The two doctors work at the Royal Cornwall Hospital and have volunteered as surf mentors with the Wave Project, a not for profit community interest company which helps young people improve confidence and self esteem.
They looked a series of questionnaires given to young people before and after a six week surfing course.
The doctors then used a statistical tool to eliminate the chance of the findings being a co-incidence, and discovered that there was a clear link between attending a six week surfing course, and improved mental health and wellbeing.
Their work was then examined by a panel at BASEM who agreed for the work to be displayed at their annual congress.
The doctors will attend the conference later this month and present the findings alongside research by other medical professionals from across the country.
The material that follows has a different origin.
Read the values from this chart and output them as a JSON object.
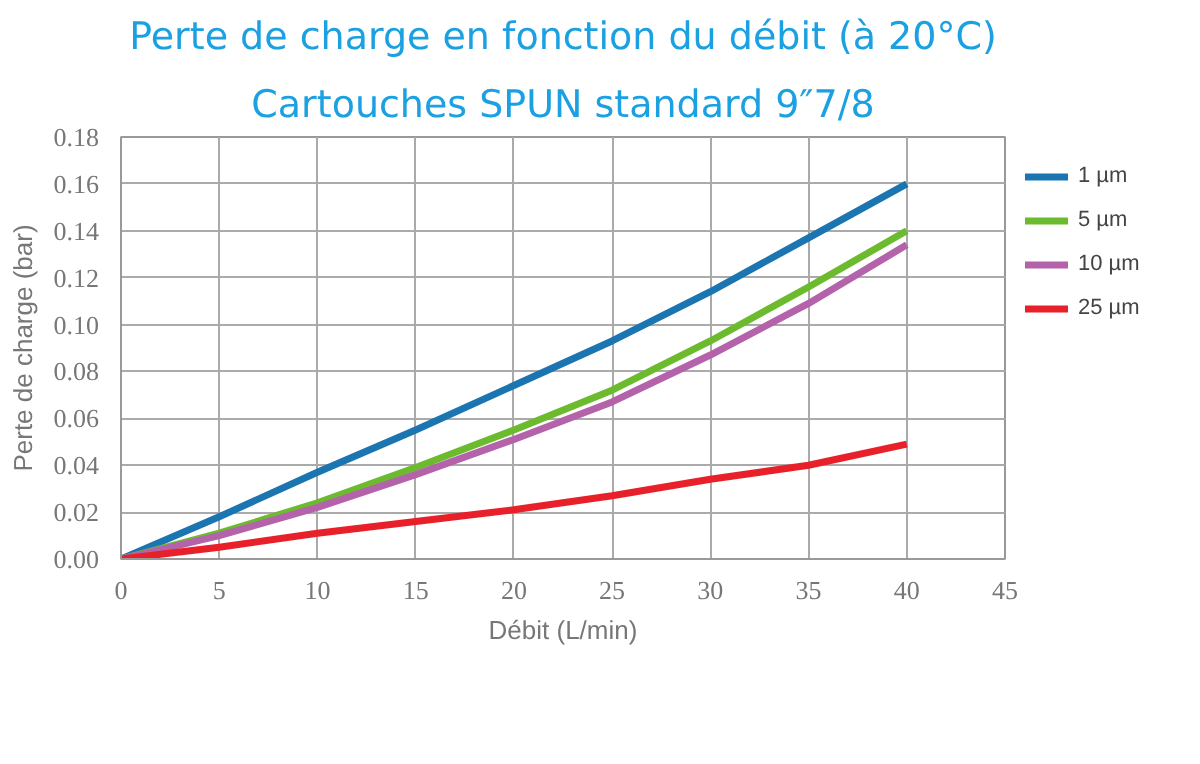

Dr Bond said: “Having volunteered with the Wave Project this year we have seen first hand the really positive impact that the project has on young people who are referred to it.
“But now we have scientific evidence to support the incredible feedback we have seen from clients and parents, so we hope that surfing will be taken more seriously as an intervention by medical professionals.”
Earlier this year The Wave Project teamed up with the NHS in Dorset to run a surfing project for young people referred by mental health and social services.
Wave Project chief executive Joe Taylor said the tide was beginning to turn in favour of public funding for alternative therapies such as surfing.
He said: “When we first ran our pilot scheme back in 2010, it fairly easy to dismiss the findings on the grounds that there was no scientific evidence behind our own evaluation.
“That has now changed, and we are seeing a growing interest from health professionals in using activities such as surfing as positive interventions for mental health and wellbeing.
“It will be fantastic to meet more people from the field at the British Association of Sport and Exercise Medicine Congress to discuss these findings further.”